The study, "Physical Risks to the Supply Chain: The View from Finance," focused on the threats to physical assets along the supply chain, including infrastructure breakdown, facilities and equipment failures. The study, commissioned by insurer FM Global and conducted by CFO Research Services, involved 169 senior financial executives from U.S. companies with revenues of $500 million to more than $20 billion.
Some 39% of the respondents say their company's current global sourcing strategies increase their exposure to these physical risks, and more than 40% confirm their company has experienced an unexpected physical disruption from internal facilities or equipment failures during the past several years that hurt their bottom line. Since 2003, 45% of the executives reported that they have fallen victim to natural disasters that negatively affected their financial performance.

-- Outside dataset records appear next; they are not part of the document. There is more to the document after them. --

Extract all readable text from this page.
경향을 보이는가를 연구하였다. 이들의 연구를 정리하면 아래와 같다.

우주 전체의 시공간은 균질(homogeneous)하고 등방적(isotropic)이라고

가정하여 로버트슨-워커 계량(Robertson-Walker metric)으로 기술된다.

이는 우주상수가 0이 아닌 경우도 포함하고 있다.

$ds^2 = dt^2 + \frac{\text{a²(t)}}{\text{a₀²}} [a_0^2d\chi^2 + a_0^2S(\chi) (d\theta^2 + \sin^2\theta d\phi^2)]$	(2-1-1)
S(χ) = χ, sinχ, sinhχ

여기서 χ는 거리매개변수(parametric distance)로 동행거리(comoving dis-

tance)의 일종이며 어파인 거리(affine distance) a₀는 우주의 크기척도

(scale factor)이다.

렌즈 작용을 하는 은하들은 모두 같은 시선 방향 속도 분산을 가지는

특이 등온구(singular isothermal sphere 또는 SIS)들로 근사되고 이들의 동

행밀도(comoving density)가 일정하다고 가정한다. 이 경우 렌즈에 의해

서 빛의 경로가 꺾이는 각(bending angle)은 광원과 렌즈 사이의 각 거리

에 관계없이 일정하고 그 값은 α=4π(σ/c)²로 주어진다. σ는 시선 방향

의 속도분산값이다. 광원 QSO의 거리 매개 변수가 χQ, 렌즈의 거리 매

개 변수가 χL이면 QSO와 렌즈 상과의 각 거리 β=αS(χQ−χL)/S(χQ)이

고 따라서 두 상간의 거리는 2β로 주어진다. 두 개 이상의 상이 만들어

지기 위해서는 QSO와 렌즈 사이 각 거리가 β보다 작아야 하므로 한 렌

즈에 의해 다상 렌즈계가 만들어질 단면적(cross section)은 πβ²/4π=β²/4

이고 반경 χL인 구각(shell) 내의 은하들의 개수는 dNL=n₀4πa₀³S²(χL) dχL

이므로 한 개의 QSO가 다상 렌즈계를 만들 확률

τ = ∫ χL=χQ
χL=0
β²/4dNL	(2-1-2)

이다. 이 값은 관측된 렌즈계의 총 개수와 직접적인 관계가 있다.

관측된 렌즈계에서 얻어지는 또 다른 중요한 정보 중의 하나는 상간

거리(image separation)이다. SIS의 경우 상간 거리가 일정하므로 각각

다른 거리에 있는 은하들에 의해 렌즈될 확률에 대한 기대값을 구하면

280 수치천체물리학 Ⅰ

While most executives say their companies are performing adequately in assessing supply chain risk, nearly 40% admit there is room for improvement. Steps they identified to minimize risks are:
- Choose vendors carefully.
- Be knowledgeable about one's suppliers and diversify them to reduce risk.
- Be methodical about managing supply chain risk.
"Global sourcing can bring an abundance of new risks, but it also can be a great opportunity for companies to gain a competitive advantage," says Bret Ahnell, senior vice president, FM Global. "Businesses that develop supply chain resiliency not only protect themselves against supply chain interruption, but also potentially position themselves to capture market share from competitors that do not."